In October, investment firm Acacia Research Corp. made a $30-per-share offer for Comtech after the New York firm’s stock had fallen to around $21 amid declining revenue and a failed merger with Israel’s Gilat Satellite Networks.

Comtech’s shares hit $27 on the takeover news but fell back to around $21 in the months Comtech took to evaluate the offer. Comtech’s stock closed at $21.40 a share Jan. 25, up 3.7% on a down day for the Nasdaq Composite.  

Comtech said its board of directors, including its new CEO and other recently appointed members, unanimously rejected the offer because it “grossly undervalues” the company.

According to the board, the offer “does not reflect the transformational changes underway” in satcoms, 911 public safety and the company’s other markets, and fails to capture “the significant inherent value” in its strategic growth plan.

Comtech’s business has suffered during the pandemic. The company recorded $117 million in net sales for the three months to Oct. 31 in its latest financial results, down 13% from the $135.2 million recorded for the same period the year before. 

However, Comtech’s CEO Michael Porcelain said the company is well-positioned to take advantage of “large renewal cycles” that are just coming into view in the public safety and satcoms markets.

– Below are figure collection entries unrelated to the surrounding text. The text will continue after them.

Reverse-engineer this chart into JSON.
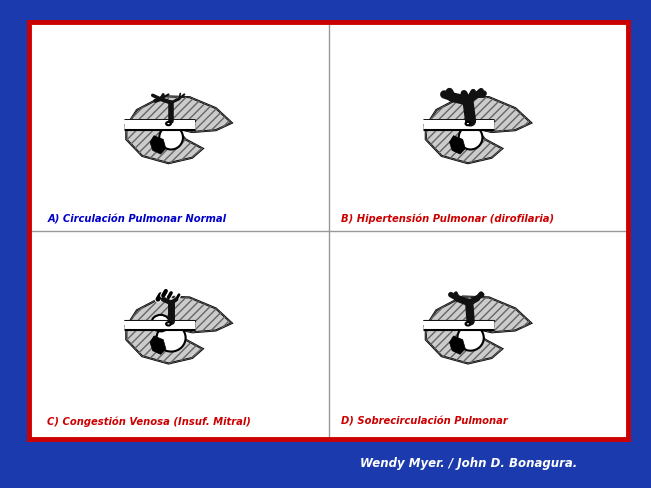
{
  "outer_bg_color": "#1a3aad",
  "inner_bg_color": "#ffffff",
  "border_outer_color": "#3355cc",
  "border_inner_color": "#cc0000",
  "figure_size": [
    6.51,
    4.88
  ],
  "dpi": 100,
  "labels": [
    "A) Circulación Pulmonar Normal",
    "B) Hipertensión Pulmonar (dirofilaria)",
    "C) Congestión Venosa (Insuf. Mitral)",
    "D) Sobrecirculación Pulmonar"
  ],
  "label_colors": [
    "#0000cc",
    "#cc0000",
    "#cc0000",
    "#cc0000"
  ],
  "footer_text": "Wendy Myer. / John D. Bonagura.",
  "footer_color": "#ffffff",
  "hatch_color": "#555555",
  "lung_fill": "#cccccc",
  "vessel_color": "#111111",
  "heart_fill": "#ffffff"
}
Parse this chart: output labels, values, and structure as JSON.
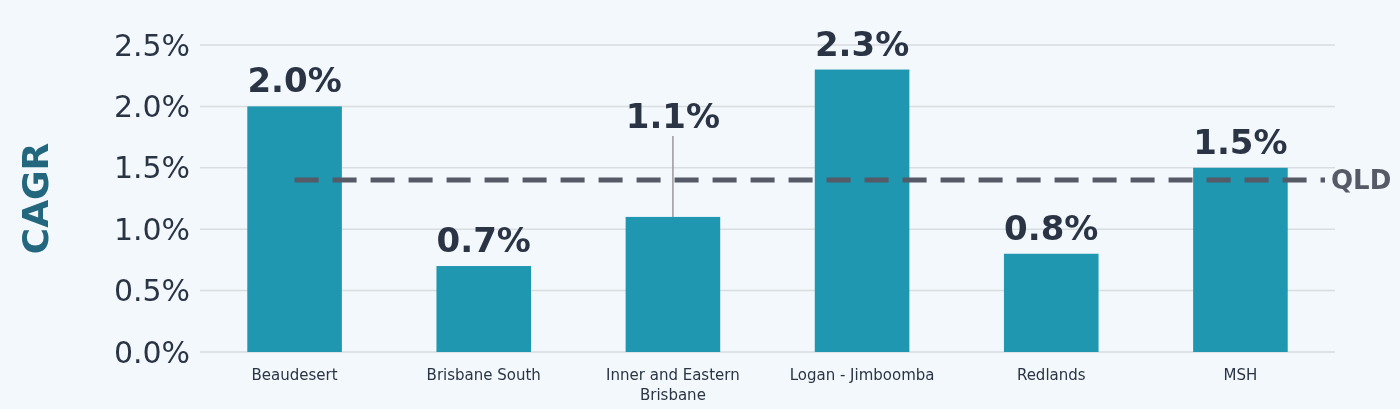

“While COVID-19 and global supply chain issues continue to impact our business and customers, we continue to expect sequential performance improvements through the year,” he said Dec. 9, when he was chief operating officer for the company.

Porcelain reconfirmed the company’s target to achieve between $580 million and $600 million in net sales for its fiscal 2022 ending July 31.

Comtech’s rocky October

Comtech said Oct. 4 that net sales for fiscal 2021 came in at $582 million, down 6% from the $617 million recorded the year before. 

That annual performance prompted activist investor Outerbridge Capital Management to send a letter to Comtech’s board Oct. 6, expressing a lack of faith in the company’s management. Outerbridge owned just under 5% of Comtech at the time.

The letter took aim at a decision Comtech announced Oct. 4 to promote Porcelain from COO to CEO at the end of 2021.

It also criticized an acquisition strategy that forced Comtech to pay Gilat $70 million after the pandemic helped merger plans announced Jan. 29, 2020 fall apart about nine months later.

Following a public spat between Comtech and Outerbridge, which included a Nov. 29 Comtech presentation challenging the activist investor’s  “misleading claims,” Comtech agreed to make several management changes. 

The changes announced Dec. 16 include the appointment of an independent director that Comtech and Outerbridge mutually support. Outerbridge also agreed to support Comtech’s nomination of two directors in return for Comtech backing an Outerbridge nominee.

“Over the course of our recent discussions, it has become clear that Outerbridge is a knowledgeable and engaged shareholder seeking to enhance value for all stakeholders,” said Porcelain, who became a member of the board Jan. 3 to fully replace long-serving CEO Fred Kornberg.